The whole legal relationship under which all settlements were carried out
under the title “Urbarium” will be explained in detail.
Chapter 6
History of the Bács-Bodrogh Komitat
Exact
news from the gray antiquity about our Komitat (county) naturally do not exist,
only so much has been told to us about world history, also here in our Komitat
as in the remaining Hungary – in the gray past, where the nomads and war hordes
of the Celts, Romans, Jazygen, Quaden, Goths, Huns, Vandals, Heruter,
Longebarben, Avaren, and Slavs romped. All of these people, or at least most of
them, seldom had places of residence, but moved in there on their robbery sprees
where there was something to rob. One of the oldest known historical facts is
that with the arrival of the Magyars or Hungarians in the 9th century
in this land, the Batschka, was inherited by Romanian Slavs, whose King Zalán
had his seat in Titel. – The first Hungarian Christian king, Stefan the Holy,
divided our fatherland into Komitats around the year 1000. With this
opportunity the land was named, but only informally. The land to the right of
the Franzen Canal up to the Danube was called Bács Komitat and the land to the
left of the Franzen Canal up to the Theiß was called Bodregh Komitat. However
the borders of these two Komitats so often shifted and changed that today it is
impossible to determine one exact border between these two Komitats and in
addition to draw from the different times, all the more relating to the writings
for here, part already in the past, part in the Turkish times, are lost.

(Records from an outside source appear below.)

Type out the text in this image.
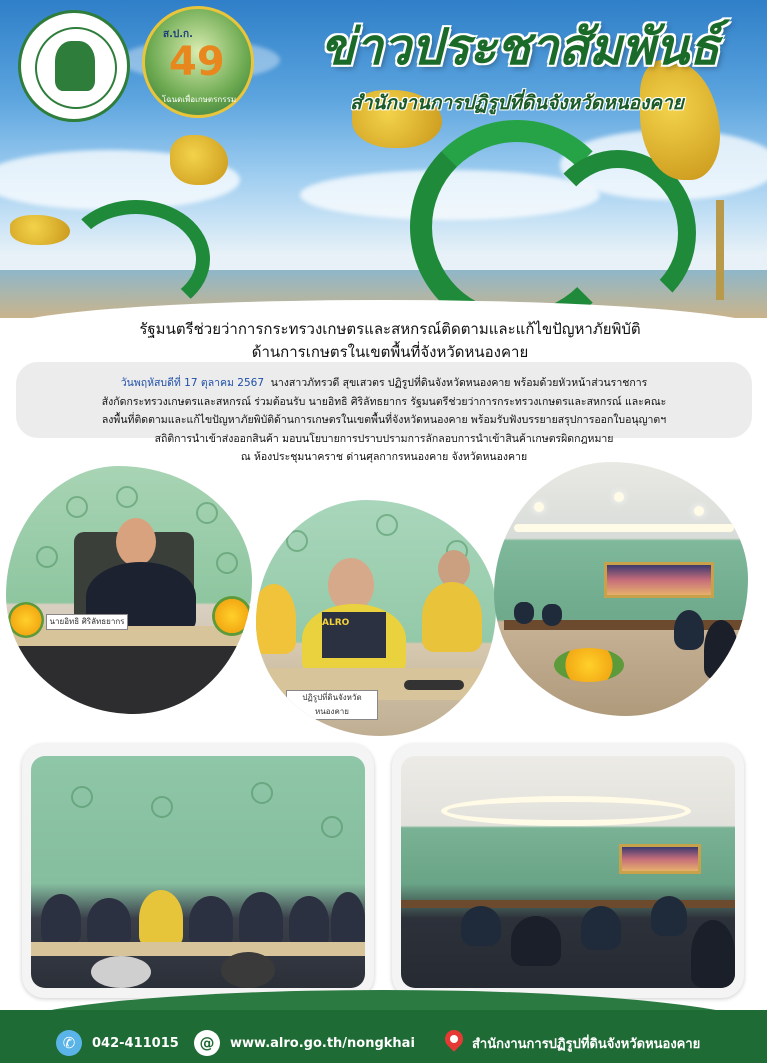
ส.ป.ก.
49
โฉนดเพื่อเกษตรกรรม
ข่าวประชาสัมพันธ์
สำนักงานการปฏิรูปที่ดินจังหวัดหนองคาย
รัฐมนตรีช่วยว่าการกระทรวงเกษตรและสหกรณ์ติดตามและแก้ไขปัญหาภัยพิบัติ
ด้านการเกษตรในเขตพื้นที่จังหวัดหนองคาย
วันพฤหัสบดีที่ 17 ตุลาคม 2567 นางสาวภัทรวดี สุขเสวตร ปฏิรูปที่ดินจังหวัดหนองคาย พร้อมด้วยหัวหน้าส่วนราชการ
สังกัดกระทรวงเกษตรและสหกรณ์ ร่วมต้อนรับ นายอิทธิ ศิริลัทธยากร รัฐมนตรีช่วยว่าการกระทรวงเกษตรและสหกรณ์ และคณะ
ลงพื้นที่ติดตามและแก้ไขปัญหาภัยพิบัติด้านการเกษตรในเขตพื้นที่จังหวัดหนองคาย พร้อมรับฟังบรรยายสรุปการออกใบอนุญาตฯ
สถิติการนำเข้าส่งออกสินค้า มอบนโยบายการปราบปรามการลักลอบการนำเข้าสินค้าเกษตรผิดกฎหมาย
ณ ห้องประชุมนาคราช ด่านศุลกากรหนองคาย จังหวัดหนองคาย
นายอิทธิ ศิริลัทธยากร	ALRO
ปฏิรูปที่ดินจังหวัดหนองคาย
✆	042-411015	@	www.alro.go.th/nongkhai	สำนักงานการปฏิรูปที่ดินจังหวัดหนองคาย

However so much stands historically firm that the region around Szeghegy was
already also divided to the Csongrad Komitat. – Individual village names, as
they happened to appear in old documents are completely unknown today. Then
again, for others only farmland is found, but it has always been proven that
there were formerly villages there – because they also only consisted of earth
and thatch huts. So for example Kutas, Schowrony, and Béla, where today there
are no villages, but part of St. Tamas’ Hotter (meadow) was found.